A few years ago now I was trying to think of something different to do for Valentine’s Day when I remembered seeing a set of vases hanging on the wall of a shop and decided to see if I could make something similar. This hanging vase project is the result.
The vases look especially good when used with sunflowers and work well together when placed on a wall together in a pair or group of three.
What you need to make a hanging vase
- A plank of Pine board measuring at least 30cm long, 9cm wide and 2cm deep.
- A piece of dowel, 7mm in diameter by 3cm long.
- About one meter of string.
- One glass vase with a diameter of about 2.5cm and a length of about 25cm.
- Wood glue.
- Black paint.
- A saw, hand or power to trim the board.
- A drill with 7mm and 2mm bits.
- Sand paper.
- A pair of Scissors.
Step One: Cut the hanging vase board to size
Cut and trim your Pine board to the required dimensions and use the sandpaper to tidy up any rough edges so you can work with the wood without getting splinters.
The finished board should be 30cm long.
Note: The length of the wood is ultimately determined by the length of the vase you use. If the vase is longer than 25cm, just adjust the length of the board to match.
Step Two: Mark up and drill holes
In total you need to drill seven holes in the board as follows:
- Two 2mm diameter holes that are 7cm from the bottom of the board, are each 2.5cm from their respective sides and that go right through the board.
- One 7mm diameter hole that is 2cm from the bottom of the board centred 4.5cm from each side and is 1cm deep. A depth gage can be used to prevent drilling through the board.
- Two 2mm diameter holes that are 7cm from the top of the board, are each 2.5cm from their respective sides and that go right through the board.
- Two 2mm diameter holes that are 7cm from the top of the board, are each 2.0cm from their respective sides and that go right through the board.
The picture below shows the layout and measurements:
Step Three: Prepare and affix the dowel that will support the vase
Cut the dowel to a length of 3cm and use the sandpaper to smooth and slightly round off the ends.

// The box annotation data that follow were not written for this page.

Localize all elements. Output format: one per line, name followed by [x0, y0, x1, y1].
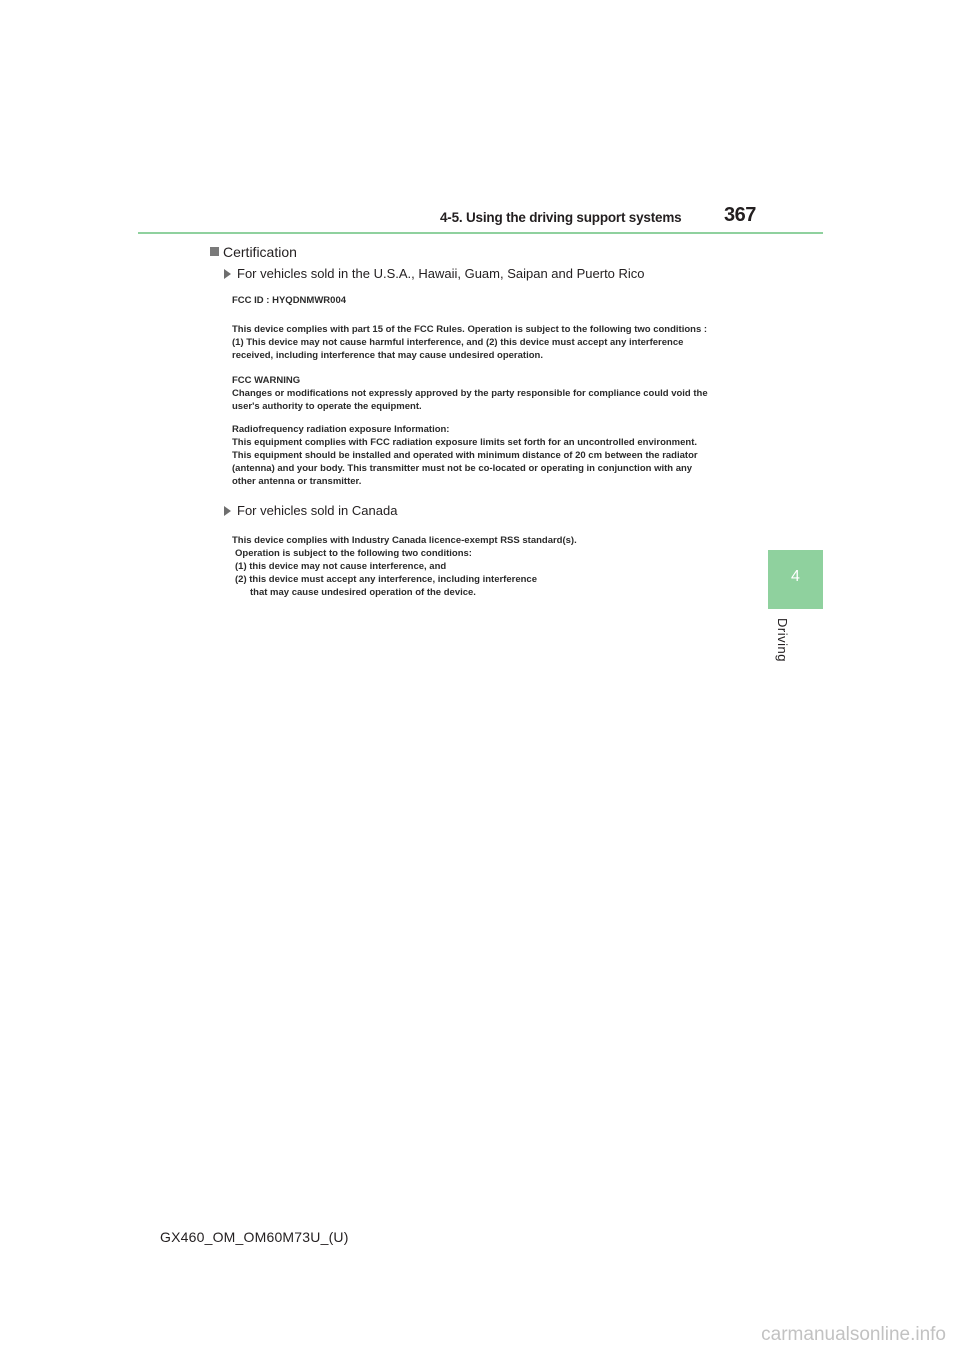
page-number: 367	[724, 204, 756, 226]
chapter-tab	[768, 550, 823, 609]
section-heading	[210, 244, 297, 260]
square-bullet-icon	[210, 247, 219, 256]
fcc-label	[232, 294, 708, 488]
ic-line3: (1) this device may not cause interference, and	[235, 561, 447, 572]
chapter-number: 4	[791, 568, 800, 585]
header-rule	[138, 232, 823, 234]
fcc-para1-line2: (1) This device may not cause harmful interference, and (2) this device must accept any interference	[232, 337, 684, 348]
us-bullet-text: For vehicles sold in the U.S.A., Hawaii, Guam, Saipan and Puerto Rico	[237, 266, 645, 281]
triangle-bullet-icon	[224, 269, 231, 279]
ic-line5: that may cause undesired operation of the device.	[250, 587, 476, 598]
document-code: GX460_OM_OM60M73U_(U)	[160, 1229, 349, 1245]
fcc-warning-line2: user's authority to operate the equipment.	[232, 401, 422, 412]
fcc-rf-line2: This equipment should be installed and operated with minimum distance of 20 cm between the radiator	[232, 450, 698, 461]
heading-text: Certification	[223, 244, 297, 260]
fcc-id: FCC ID : HYQDNMWR004	[232, 295, 347, 306]
ic-line1: This device complies with Industry Canada licence-exempt RSS standard(s).	[232, 535, 577, 546]
fcc-warning-title: FCC WARNING	[232, 375, 301, 386]
ic-label	[232, 534, 577, 599]
fcc-para1-line3: received, including interference that may cause undesired operation.	[232, 350, 543, 361]
fcc-warning-line1: Changes or modifications not expressly approved by the party responsible for compliance could void the	[232, 388, 708, 399]
us-bullet	[224, 266, 645, 281]
fcc-rf-line4: other antenna or transmitter.	[232, 476, 362, 487]
fcc-para1-line1: This device complies with part 15 of the FCC Rules. Operation is subject to the following two conditions :	[232, 324, 708, 335]
fcc-rf-line1: This equipment complies with FCC radiation exposure limits set forth for an uncontrolled environment.	[232, 437, 698, 448]
fcc-rf-line3: (antenna) and your body. This transmitter must not be co-located or operating in conjunction with any	[232, 463, 693, 474]
canada-bullet-text: For vehicles sold in Canada	[237, 503, 398, 518]
fcc-rf-title: Radiofrequency radiation exposure Information:	[232, 424, 450, 435]
ic-line2: Operation is subject to the following two conditions:	[235, 548, 472, 559]
ic-line4: (2) this device must accept any interference, including interference	[235, 574, 537, 585]
triangle-bullet-icon	[224, 506, 231, 516]
canada-bullet	[224, 503, 397, 518]
chapter-label: Driving	[775, 618, 790, 662]
section-title: 4-5. Using the driving support systems	[440, 210, 682, 225]
watermark: carmanualsonline.info	[761, 1324, 946, 1345]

Apply a little wood glue to one end of the dowel and push it into the 7mm hole. If it is quite a snug fit, a gentle tap with a hammer or a piece of offcut wood may be required to get it to go in.
As an optional step if you have a power sander, once the glue is dry you can sand the top of the dowel flat to provide a better surface for the vase to sit on.
Note: If you accidentally drill right through the board when trying to drill the 1cm deep hole, just add an extra centimetre to the length of the dowel.
Step Four: Sand back and paint
Use the sandpaper to round of any sharp corners and ensure that all the surfaces are clean and smooth. With the sanding complete, wipe the wood down with a slightly damp cloth to ensure all dust is removed.
At this point, once any moisture has evaporated the piece is ready to paint. Depending on the paint you have, you may need one or two coats.
Note: While painting, you will need to ensure that the six holes in the board do not get clogged or blocked. You can do this by poking a toothpick through each hole to ensure any paint that has got inside will not block it.
Step Five: Thread the string that will secure the hanging vase
Threading the string may look a daunting task but is actually quite straight forward. The following picture shows the order in which the string should be passed through the board.
The string you use must be at least one meter in length when you start.
Starting from the back of the board, thread the string through hole 1 and pull it through until there is about 15 – 20 cm left at the back.
Loop the long end back around through hole 2 and pull the string through.
Make sure you leave a loop big enough to fit your vase through at the front of the board.
Next, on the back of the board, run the string from hole 2 and thread it through hole 3.
Return the string back through hole 4 on the front of the board and pull through. Again make sure to leave a loop big enough for your vase.
Take the string from hole 4 and thread it through hole 5. Again, leave some slack so that you have a loop that is big enough to use to hang the vase.
On the front finish off by threading the string back through the final hole(6). This will give you a nice double loop to hold the top of the vase. There will also be enough string left on the back to tie a good knot to hold the whole thing together.
With the knot tied the knot is tied and the end of the string trimmed you are now able to insert the vase and pull the hanging string tight to ensure it is held firmly in place.
Step Six: Add the Vase and hang
The project is now complete. To install the hanging vase, simply check to make sure that the vase is held firmly in place and hang it on a wall hook.
To finish off, just add a nice sunflower and a little water before stepping back to enjoy.
Don’t stop with one hanging vase
What could be better than one hanging vase? Why, three of them of course. They look particularly good when hung together. As they are so easy to make. Why not make more and play with the arrangement.